The genetic disorder, prcd-PRA , causes cells in the retina at the back of the eye to degenerate and die, even though the cells seem to develop normally early in life. The “rod” cells operate in low light levels and are the first to lose normal function. Night blindness results. Then the “cone” cells gradually lose their normal function in full light situations. Most affected dogs will eventually be blind. Typically, the clinical disease is recognized first in early adolescence or early adulthood. Since age at onset of disease varies among breeds, you should read specific information for your dog. Diagnosis of retinal disease can be difficult. Conditions that seem to be prcd-PRA might instead be another disease and might not be inherited. OptiGen’s genetic test assists in making the diagnosis. It’s important to remember that not all retinal disease is PRA and not all PRA is the prcd form of PRA. Annual eye exams by a veterinary ophthalmologist will build a history of eye health that will help to diagnose disease.
Unfortunately, at this time there is no treatment or cure for PRA.

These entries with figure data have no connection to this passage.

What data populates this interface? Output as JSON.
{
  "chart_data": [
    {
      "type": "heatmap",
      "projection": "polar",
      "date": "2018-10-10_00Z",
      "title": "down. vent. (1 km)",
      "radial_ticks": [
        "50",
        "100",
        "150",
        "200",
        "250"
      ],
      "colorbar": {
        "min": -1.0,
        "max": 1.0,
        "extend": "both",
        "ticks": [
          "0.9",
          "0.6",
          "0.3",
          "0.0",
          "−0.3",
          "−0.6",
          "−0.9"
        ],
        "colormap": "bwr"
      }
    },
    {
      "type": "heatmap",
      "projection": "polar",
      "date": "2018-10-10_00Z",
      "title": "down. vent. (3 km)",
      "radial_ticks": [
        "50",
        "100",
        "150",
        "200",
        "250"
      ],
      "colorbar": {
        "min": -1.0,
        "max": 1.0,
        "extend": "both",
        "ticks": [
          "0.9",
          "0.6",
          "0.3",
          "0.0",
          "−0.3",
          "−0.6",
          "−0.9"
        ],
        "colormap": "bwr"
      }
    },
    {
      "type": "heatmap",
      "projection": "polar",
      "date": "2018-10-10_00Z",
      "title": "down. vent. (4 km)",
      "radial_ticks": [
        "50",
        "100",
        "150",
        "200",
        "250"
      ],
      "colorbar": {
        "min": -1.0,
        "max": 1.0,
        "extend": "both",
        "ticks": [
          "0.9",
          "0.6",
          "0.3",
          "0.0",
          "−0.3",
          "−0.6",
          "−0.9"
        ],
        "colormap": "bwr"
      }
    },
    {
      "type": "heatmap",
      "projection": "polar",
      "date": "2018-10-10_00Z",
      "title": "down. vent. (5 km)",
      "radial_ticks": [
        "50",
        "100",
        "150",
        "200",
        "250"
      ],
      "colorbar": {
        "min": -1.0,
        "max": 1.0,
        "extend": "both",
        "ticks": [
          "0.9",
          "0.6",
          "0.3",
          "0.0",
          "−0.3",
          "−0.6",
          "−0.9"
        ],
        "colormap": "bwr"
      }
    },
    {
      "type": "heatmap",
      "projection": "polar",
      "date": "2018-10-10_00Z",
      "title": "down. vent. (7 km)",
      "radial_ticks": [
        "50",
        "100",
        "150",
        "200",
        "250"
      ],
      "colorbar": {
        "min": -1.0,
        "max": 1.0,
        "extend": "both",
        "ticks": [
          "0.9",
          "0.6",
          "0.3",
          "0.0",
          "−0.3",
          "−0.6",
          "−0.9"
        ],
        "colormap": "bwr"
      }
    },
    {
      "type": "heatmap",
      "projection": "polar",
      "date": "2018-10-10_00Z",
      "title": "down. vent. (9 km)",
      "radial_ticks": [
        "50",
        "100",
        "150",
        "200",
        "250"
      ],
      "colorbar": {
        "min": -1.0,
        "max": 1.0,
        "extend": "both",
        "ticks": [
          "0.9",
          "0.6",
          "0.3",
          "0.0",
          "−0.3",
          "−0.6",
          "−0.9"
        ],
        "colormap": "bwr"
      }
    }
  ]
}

Prcd-PRA is inherited as a recessive trait. This means a disease gene must be inherited from each parent in order to cause disease in an offspring. Parents were either “carrier” or affected. A carrier has one disease gene and one normal gene, and is termed “heterozygous” for the disease. A normal dog has no disease gene and is termed “homozygous normal” – both copies of the gene are the same. And a dog with two disease genes is termed “homozygous affected” – both copies of the gene are abnormal.
It’s been proven that all breeds being tested for prcd-PRA have the same disease caused by the same mutated gene. This is so, even though the disease might develop at different ages or with differing severity from one breed to another.
Although prcd-PRA is inherited, it can be avoided in future generations by testing dogs before breeding. Identification of dogs that do not carry disease genes is the key. These “clear” dogs can be bred to any mate – even to a prcd-affected dog which may be a desirable breeding prospect for other reasons. The chance of producing affected pups from such breedings depends on the certainty of test results.